Nach Platz sechs in der Saison zuvor läuft es für den 1. FC Grevenbroich-Süd nach dem Wechsel in die Gruppe 1 der Bezirksliga nach Plan. Die Südstädter haben nach der Hinrunde als Siebter bereits einen 13 Punkteabstand auf die Abstiegsränge.
Saisonverlauf Mit sieben Zählern aus den ersten drei Spielen legte Süd einen starken Saisonstart hin, nachdem in der Sommerpause wegen des Abgangs von Botan Melik schnell ein Nachfolger auf der Trainerposition hatte gefunden werden müssen. Dann folgte unter Trainer Christian Niebel, der von A-Ligist SV Schelsen nach Neuenhausen kam, zwar die erste Ergebniskrise, doch im Endspurt der Hinrunde stellten die Grevenbroicher unter Beweis, dass sie es auch mit den Topteams aufnehmen können. Gegen die Mitfavoriten auf den Aufstieg, Sparta Bilk und ASV Mettmann, konnten die Südstädter vier Punkte holen.
Das lief gut Trotz der kurzen gemeinsamen Vorbereitung von Niebel und seinem Team setzte der Coach auf eine Systemumstellung, die zu den Spielertypen seines Kaders passen sollte. „In der Hinrunde haben wir zwischen drei Systemen gewechselt, die die Mannschaft schnell umsetzen konnte. Auch die taktischen Umstellungen während der Partien hat das Team sehr gut umsetzen können“, berichtet Niebel.

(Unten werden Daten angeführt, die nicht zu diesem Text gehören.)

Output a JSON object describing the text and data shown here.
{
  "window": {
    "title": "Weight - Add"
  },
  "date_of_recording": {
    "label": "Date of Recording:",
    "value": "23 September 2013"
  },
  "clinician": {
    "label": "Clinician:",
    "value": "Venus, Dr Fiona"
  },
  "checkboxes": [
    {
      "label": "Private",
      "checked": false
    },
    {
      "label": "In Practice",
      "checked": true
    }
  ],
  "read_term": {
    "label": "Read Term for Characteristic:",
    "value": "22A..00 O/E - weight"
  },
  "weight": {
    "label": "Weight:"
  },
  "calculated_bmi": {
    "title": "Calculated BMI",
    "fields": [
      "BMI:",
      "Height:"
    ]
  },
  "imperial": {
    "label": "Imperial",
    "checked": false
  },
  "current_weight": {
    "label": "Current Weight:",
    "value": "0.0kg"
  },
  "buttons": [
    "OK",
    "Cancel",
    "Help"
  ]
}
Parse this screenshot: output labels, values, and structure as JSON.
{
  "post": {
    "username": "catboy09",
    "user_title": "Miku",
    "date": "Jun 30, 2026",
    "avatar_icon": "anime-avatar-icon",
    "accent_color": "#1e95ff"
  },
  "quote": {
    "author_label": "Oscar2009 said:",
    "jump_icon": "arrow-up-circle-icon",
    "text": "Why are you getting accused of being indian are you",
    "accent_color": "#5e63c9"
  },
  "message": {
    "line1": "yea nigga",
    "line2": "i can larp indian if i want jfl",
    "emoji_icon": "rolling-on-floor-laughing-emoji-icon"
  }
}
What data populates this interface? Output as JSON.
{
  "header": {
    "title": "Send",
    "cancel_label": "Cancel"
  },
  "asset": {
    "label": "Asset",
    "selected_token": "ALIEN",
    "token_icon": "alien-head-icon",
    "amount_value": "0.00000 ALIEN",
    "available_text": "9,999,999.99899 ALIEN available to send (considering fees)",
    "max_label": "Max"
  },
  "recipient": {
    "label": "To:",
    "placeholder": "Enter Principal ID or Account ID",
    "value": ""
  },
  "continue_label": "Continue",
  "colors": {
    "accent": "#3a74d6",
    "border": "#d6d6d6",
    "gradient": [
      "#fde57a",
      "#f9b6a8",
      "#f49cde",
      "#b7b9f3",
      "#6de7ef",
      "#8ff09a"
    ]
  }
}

Ein wichtiges Ziel des Trainers war es auch, mehr Disziplin in die Mannschaft bringen. Zudem freut er sich über den starken Zusammenhalt innerhalb des Vereins. „Sowohl die erste wie auch die zweite Mannschaft helfen sich gegenseitig immer aus, das zeichnet den 1. FC Grevenbroich-Süd aus“, lobt Niebel.
Das lief schlecht In einer insgesamt gelungenen Hinrunde, in der das Team das Ziel von zwanzig Punkten klar übertreffen konnte, überwiegt das Positive in Neuenhausen. Dennoch sieht auch der Coach noch Verbesserungspotenzial. „Für meinen Geschmack kassieren wir noch zu viele einfache Gegentore, besonders nach ruhenden Bällen sehe ich noch Verbesserungspotenzial“, so Niebel.
Zum Personal Der 1. FC Grevenbroich-Süd hatte in der Hinserie immer wieder mit einem dünn besetzten Kader zu kämpfen, weshalb sich der Verein für die Rückrunde bereits früh auf dem Transfermarkt umschaute. Zur zweiten Saisonhälfte kommen gleich vier Spieler dazu. Vom Düsseldorfer B-Ligisten FC Tannenhof wurden gleich zwei Akteure verpflichtet. Für die Sturmspitze Lindrit Elmazi, für die Defensive Samir Kastanjeva. Neben den beiden jungen Spielern kommt im 35-jährigen Shinji Oba ein landesligaerfahrener Verteidiger vom OSV Meerbusch. Auch der 21-jährige Robin-Oliver Wenschuch hat bereits Bezirksligaerfahrung vorzuweisen. Nach einem halben Jahr bei der SG Orken/Noithausen verstärkt er das Mittelfeld der Südstädter. „Wir wollten uns in allen Mannschaftsteilen verstärken und sind sehr zufrieden mit den vier Jungs, die wir holen konnten. Dennoch schauen wir uns auf der Torhüterposition weiter um“, verrät Niebel.
Ausblick Die Grevenbroicher haben bereits zwei Hallenturniere absolviert. Zum zweiten Mal in Folge gewann das Team den Holthausen-Cup, während im Schorn-Cup nach einer makellosen Gruppenphase im Viertelfinale Schluss war. Nun geht die Vorbereitung mit der Hallenkreismeisterschaft weiter. Danach folgen auf dem Feld noch Tests gegen den 1. FC Mönchengladbach, den SC Elsdorf (beide Bezirksliga) und den VfR Büttgen (Kreisliga A).